Avec le regroupement, la part des exploitations dont la SAU est supérieure à 50 ha a fortement augmenté sur tous les territoires observés. Sur le pays de Lorient, elles représentaient 28% des exploitations en 2000 pour 43% en 2010. Le pays de Lorient est celui où cette part est la plus importante parmi les territoires observés.

Alors qu’elles représentent un peu moins de la moitié des exploitations, celles dont la SAU est supérieure à 50 ha occupent 81% de la SAU du pays de Lorient avec une moyenne de 88 ha (la moyenne en France est de 80 ha). Le pays de Lorient est aussi le territoire où ces exploitations occupent le plus de surface agricole utile (différence de 2 à 4 points avec les autres territoires observés).

Ainsi le pays de Lorient présente des SAU moyennes par commune assez importantes. Dix communes sur trente ont une SAU moyenne des exploitations supérieure à 50 ha et cinq de ces communes sont littorales.

 

 

Un potentiel économique important sur tout le territoire

La production brute standard (PBS) décrit le potentiel de production des exploitations selon leur surface et leur cheptel. Une exploitation est considérée comme petite si sa PBS est inférieure à 25 000 € (assimilée à une exploitation non professionnelle), moyenne si sa PBS est comprise entre 25 000 et 100 000 €, grande au-delà de 100 000 €.

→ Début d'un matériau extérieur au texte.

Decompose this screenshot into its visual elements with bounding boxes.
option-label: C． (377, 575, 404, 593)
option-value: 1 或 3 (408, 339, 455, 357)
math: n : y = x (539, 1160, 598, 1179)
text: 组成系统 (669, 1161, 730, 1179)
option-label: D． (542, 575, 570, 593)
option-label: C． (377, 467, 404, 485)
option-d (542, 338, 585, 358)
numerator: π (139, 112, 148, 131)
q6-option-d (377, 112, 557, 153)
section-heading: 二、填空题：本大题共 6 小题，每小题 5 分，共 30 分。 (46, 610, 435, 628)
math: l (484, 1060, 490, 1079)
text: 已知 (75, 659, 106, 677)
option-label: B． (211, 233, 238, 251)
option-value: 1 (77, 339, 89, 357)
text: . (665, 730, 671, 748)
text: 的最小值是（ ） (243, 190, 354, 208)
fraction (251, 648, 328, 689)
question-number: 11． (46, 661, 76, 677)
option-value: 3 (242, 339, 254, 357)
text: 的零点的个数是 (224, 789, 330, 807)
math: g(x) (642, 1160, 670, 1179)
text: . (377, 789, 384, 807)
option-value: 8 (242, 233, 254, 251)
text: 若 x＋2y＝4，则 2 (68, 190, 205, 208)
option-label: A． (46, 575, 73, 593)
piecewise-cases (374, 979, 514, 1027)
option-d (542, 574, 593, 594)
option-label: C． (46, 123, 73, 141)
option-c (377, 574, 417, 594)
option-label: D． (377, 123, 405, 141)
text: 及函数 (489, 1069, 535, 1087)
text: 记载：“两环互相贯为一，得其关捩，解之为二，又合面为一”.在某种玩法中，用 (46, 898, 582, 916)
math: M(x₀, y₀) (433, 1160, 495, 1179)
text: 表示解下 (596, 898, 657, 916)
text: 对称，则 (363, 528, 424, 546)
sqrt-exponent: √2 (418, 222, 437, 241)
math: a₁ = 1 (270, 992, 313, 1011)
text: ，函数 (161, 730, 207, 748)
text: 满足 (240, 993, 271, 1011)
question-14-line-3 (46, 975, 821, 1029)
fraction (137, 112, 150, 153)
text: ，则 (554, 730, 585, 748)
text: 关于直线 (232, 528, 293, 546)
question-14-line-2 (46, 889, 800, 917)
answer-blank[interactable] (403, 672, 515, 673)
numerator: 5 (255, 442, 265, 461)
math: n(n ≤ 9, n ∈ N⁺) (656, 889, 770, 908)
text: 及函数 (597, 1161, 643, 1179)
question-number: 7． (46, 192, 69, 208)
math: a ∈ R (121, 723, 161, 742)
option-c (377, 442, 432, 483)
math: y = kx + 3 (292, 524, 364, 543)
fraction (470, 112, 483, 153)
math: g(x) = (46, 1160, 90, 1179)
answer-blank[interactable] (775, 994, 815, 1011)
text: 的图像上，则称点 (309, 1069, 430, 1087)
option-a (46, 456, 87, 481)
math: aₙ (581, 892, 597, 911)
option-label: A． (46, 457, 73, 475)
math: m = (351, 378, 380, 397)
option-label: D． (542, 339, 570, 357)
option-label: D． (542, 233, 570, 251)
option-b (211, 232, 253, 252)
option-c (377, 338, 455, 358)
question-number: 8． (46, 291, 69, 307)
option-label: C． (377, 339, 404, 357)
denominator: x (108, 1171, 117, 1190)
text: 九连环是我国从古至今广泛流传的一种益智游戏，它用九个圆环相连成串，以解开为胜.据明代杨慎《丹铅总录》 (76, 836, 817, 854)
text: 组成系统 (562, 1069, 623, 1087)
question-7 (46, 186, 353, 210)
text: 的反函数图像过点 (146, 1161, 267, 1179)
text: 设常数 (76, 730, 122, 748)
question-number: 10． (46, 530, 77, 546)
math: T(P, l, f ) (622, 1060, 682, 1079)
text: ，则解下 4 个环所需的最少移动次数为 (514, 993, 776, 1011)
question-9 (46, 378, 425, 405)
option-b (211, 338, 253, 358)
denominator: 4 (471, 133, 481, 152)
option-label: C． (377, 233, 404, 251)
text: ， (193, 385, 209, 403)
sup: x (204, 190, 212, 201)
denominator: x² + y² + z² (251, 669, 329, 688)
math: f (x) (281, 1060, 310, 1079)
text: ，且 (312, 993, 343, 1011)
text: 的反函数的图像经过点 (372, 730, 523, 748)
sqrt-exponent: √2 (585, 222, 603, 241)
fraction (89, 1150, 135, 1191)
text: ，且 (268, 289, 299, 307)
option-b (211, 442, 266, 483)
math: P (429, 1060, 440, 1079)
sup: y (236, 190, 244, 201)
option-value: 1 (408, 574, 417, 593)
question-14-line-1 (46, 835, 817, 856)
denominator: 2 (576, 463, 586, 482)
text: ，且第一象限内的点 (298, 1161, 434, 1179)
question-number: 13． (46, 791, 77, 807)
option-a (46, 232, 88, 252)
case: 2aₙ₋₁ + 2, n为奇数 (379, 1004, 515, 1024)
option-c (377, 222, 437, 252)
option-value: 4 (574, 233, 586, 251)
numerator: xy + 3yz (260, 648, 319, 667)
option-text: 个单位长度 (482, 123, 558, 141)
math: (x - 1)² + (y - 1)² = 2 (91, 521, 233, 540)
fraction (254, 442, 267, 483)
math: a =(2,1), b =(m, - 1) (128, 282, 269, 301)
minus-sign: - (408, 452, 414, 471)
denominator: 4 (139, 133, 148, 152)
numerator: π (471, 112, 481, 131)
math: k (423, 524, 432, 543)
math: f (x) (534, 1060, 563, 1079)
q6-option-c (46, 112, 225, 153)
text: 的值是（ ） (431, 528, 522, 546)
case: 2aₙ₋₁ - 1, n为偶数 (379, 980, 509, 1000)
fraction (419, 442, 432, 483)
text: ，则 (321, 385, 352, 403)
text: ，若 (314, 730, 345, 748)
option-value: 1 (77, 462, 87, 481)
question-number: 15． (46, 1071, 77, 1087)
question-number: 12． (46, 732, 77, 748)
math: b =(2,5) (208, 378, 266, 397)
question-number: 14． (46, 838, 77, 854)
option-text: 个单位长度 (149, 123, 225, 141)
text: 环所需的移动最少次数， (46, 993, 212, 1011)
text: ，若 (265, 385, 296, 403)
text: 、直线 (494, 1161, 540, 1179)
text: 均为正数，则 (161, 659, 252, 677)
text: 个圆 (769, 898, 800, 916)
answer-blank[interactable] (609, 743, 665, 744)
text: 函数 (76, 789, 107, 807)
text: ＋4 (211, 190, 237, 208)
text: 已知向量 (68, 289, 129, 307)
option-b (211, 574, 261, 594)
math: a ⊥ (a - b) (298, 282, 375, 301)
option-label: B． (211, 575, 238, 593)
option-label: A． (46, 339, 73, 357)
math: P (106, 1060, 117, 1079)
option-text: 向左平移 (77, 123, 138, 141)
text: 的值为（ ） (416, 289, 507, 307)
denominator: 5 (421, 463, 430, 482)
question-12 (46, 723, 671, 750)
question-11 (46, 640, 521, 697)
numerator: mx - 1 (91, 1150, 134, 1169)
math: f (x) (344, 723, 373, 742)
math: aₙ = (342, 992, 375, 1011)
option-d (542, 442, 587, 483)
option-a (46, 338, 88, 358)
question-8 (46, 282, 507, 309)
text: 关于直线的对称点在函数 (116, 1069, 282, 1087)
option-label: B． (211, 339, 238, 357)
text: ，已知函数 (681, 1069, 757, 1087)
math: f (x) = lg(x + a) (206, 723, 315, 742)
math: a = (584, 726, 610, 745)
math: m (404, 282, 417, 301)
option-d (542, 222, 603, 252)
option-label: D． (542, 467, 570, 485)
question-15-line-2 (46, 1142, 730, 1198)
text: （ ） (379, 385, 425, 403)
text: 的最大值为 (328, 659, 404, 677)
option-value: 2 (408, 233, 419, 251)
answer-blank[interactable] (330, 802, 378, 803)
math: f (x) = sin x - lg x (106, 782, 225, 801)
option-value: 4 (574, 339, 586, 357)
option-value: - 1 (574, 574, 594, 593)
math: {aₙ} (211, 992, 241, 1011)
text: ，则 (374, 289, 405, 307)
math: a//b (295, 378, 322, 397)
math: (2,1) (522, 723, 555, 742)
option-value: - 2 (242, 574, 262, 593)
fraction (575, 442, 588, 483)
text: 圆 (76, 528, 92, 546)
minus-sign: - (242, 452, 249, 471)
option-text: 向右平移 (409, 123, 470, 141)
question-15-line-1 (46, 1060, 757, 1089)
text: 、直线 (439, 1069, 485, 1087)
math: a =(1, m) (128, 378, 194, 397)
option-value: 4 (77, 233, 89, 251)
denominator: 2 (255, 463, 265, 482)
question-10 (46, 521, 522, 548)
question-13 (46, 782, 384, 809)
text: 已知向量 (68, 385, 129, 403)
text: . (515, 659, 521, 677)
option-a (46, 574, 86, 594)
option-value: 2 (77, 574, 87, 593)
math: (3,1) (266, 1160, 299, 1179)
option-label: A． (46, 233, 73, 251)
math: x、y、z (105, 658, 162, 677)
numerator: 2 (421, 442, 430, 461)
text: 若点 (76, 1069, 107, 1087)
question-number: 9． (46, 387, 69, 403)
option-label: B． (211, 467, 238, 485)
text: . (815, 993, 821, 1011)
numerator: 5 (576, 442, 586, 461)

Sur le pays de Lorient, la PBS moyenne des exploitations en 2010 est de 166 000 €, soit une progression de 34% sur 10 ans moins forte que sur le Morbihan (45%) et la Bretagne (40%).
La PBS moyenne des exploitations d’Inguiniel est la plus  importante, suivie de Languidic (commune qui compte le plus d'exploitations avec 123 sièges), puis Merlevenez. C’est aussi sur ces trois communes qu’on trouve le plus d’élevages, mesurés en unités gros bétail (UGB).
La carte montre par ailleurs une agriculture littorale et périurbaine assez dynamique avec une PBS moyenne supérieure à 100 000 € sur Ploemeur, Plouhinec, Quéven et Kervignac. Elle est même supérieure à 150 000 € sur Guidel, Caudan et Riantec.

Un enjeu de renouvellement des générations

Près d’un quart des chefs d’exploitation ont plus de 55 ans.

Le pays de Lorient connait, comme l’ensemble de la Bretagne et du Morbihan, un vieillissement de sa population agricole. Quant à la structure par âge des chefs d’exploitation, la diminution des agriculteurs de moins de 40 ans est spectaculaire sur l’ensemble des territoires bretons et plus particulièrement sur le pays de Lorient (qui en comptait aussi davantage que sur les autres territoires).

En 2000 la classe d’âge des 40 à 54 ans est la plus importante sur le pays de Lorient et est proportionnellement plus forte aussi que sur les autres territoires (59% contre environ 55% voire moins). Les agriculteurs de plus de 55 ans ont une part plus faible sur le pays de Lorient qu’ailleurs (23% contre 25% dans les pays de Vannes, d’Auray et du Morbihan, 31% dans les pays de Rennes et Saint Malo et 26% en Bretagne).

 

(*) : RGA : Recensement Général Agricole
(**) UTA : Unité de travail annuel : mesure en équivalent temps complet du volume de travail fourni par les chefs d'exploitations et co-exploitants, les personnes de la famille, les salariés permanents, les salariés saisonniers et par les entreprises de travaux agricoles intervenant sur l'exploitation.
Cette notion est une estimation du volume de travail utilisé comme moyen de production et non une mesure de l'emploi sur les exploitations.